To view the tracing data:

1. Go to Grafana and select **Explore**.
2. Select the **Tempo data source** from the list of data sources.
3. Select the `Search` Query type.
4. Select **Run query**.
5. Confirm that traces are displayed in the traces **Explore** panel. You should see 5 seconds worth of traces, 100 traces in total per run of `telemetrygen`.

### Test your configuration using the Intro to MLTP application

The Intro to MLTP application provides an example five-service application that generates data for Tempo, Mimir, Loki, and Pyroscope. This procedure installs the application on your cluster so you can generate meaningful test data.

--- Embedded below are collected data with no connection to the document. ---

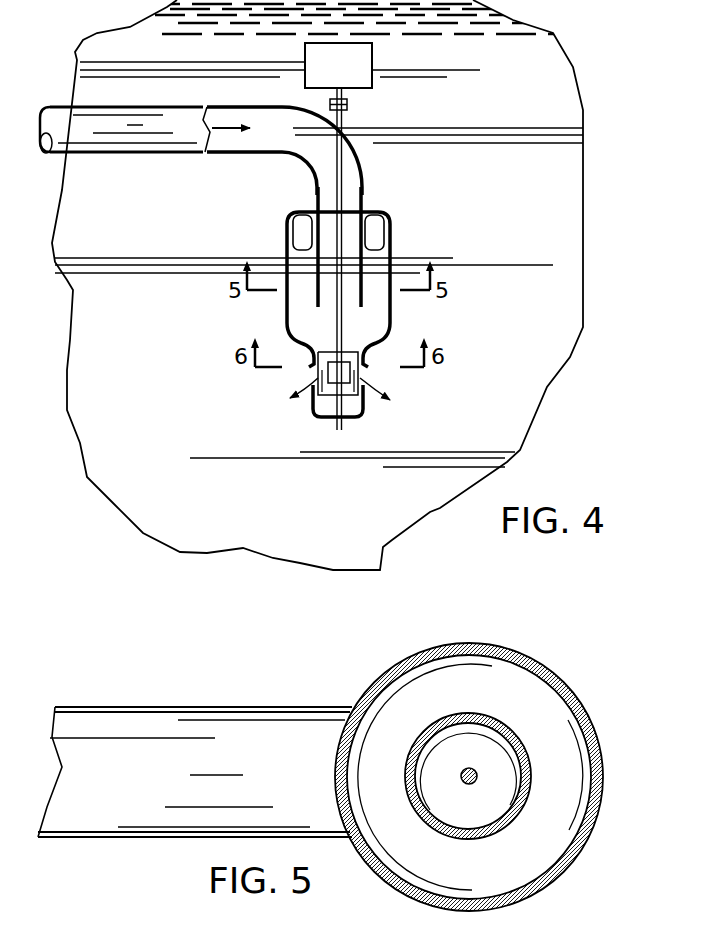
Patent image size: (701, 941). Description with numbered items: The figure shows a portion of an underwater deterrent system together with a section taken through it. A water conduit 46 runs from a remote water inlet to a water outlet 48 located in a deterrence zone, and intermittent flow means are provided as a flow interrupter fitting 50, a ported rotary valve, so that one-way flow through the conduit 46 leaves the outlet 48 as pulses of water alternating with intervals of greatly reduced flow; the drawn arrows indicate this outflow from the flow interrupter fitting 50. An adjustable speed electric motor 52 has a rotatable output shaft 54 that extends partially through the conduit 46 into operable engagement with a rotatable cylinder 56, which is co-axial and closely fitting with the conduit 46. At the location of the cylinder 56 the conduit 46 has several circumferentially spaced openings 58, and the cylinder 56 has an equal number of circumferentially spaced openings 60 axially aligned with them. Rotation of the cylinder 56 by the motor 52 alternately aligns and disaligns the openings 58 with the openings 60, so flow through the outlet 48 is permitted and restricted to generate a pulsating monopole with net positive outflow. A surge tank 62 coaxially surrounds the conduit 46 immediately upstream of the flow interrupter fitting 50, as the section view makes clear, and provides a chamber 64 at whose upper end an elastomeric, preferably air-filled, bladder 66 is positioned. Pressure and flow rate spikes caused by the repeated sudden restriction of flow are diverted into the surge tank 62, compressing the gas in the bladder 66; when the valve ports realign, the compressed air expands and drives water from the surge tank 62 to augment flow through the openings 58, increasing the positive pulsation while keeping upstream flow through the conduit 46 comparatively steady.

In FIG. 4, the water conduit 46 is at (148, 107).
In FIG. 5, the water conduit 46 is at (180, 707).
In FIG. 4, the water outlet 48 is at (362, 377).
In FIG. 4, the flow interrupter fitting 50 is at (360, 404).
In FIG. 4, the adjustable speed electric motor 52 is at (372, 52).
In FIG. 4, the rotatable output shaft 54 is at (342, 117).
In FIG. 5, the rotatable output shaft 54 is at (469, 768).
In FIG. 4, the rotatable cylinder 56 is at (318, 367).
In FIG. 4, the circumferentially spaced openings 58 is at (363, 367).
In FIG. 4, the circumferentially spaced openings 60 is at (347, 366).
In FIG. 4, the surge tank 62 is at (394, 252).
In FIG. 5, the surge tank 62 is at (598, 758).
In FIG. 4, the chamber 64 is at (294, 308).
In FIG. 5, the chamber 64 is at (552, 730).
In FIG. 4, the bladder 66 is at (387, 232).
In FIG. 5, the bladder 66 is at (533, 684).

1. Clone the [Intro to MLTP repository](https://github.com/grafana/intro-to-mltp):
   
   Bash ![Copy code to clipboard](/media/images/icons/icon-copy-small-2.svg) Copy
   
   ```bash
   git clone https://github.com/grafana/intro-to-mltp.git
   cd intro-to-mltp/k8s/mythical
   ```
2. In the `mythical-beasts-deployment.yaml` manifest, alter each `TRACING_COLLECTOR_HOST` environment variable instance value to point to the Grafana Alloy location. For example, based on Alloy installed in the default namespace and with a Helm installation called `test`:
   
   YAML ![Copy code to clipboard](/media/images/icons/icon-copy-small-2.svg) Copy
   
   ```yaml
    	- env:
        ...
        - name: TRACING_COLLECTOR_HOST
          value: grafana-alloy.grafana-alloy.svc.cluster.local
   ```
3. Deploy the Intro to MLTP application. It deploys into the default namespace.
   
   Bash ![Copy code to clipboard](/media/images/icons/icon-copy-small-2.svg) Copy
   
   ```bash
      kubectl apply -f mythical-beasts-service.yaml,mythical-beasts-persistentvolumeclaim.yaml,mythical-beasts-deployment.yaml
   ```
4. Once the application is deployed, go to Grafana and select the **Explore** menu item.
5. Select the **Tempo data source** from the list of data sources.
6. Select the `Search` Query type for the data source.
7. Select **Run query**.
8. Traces from the application are displayed in the traces **Explore** panel.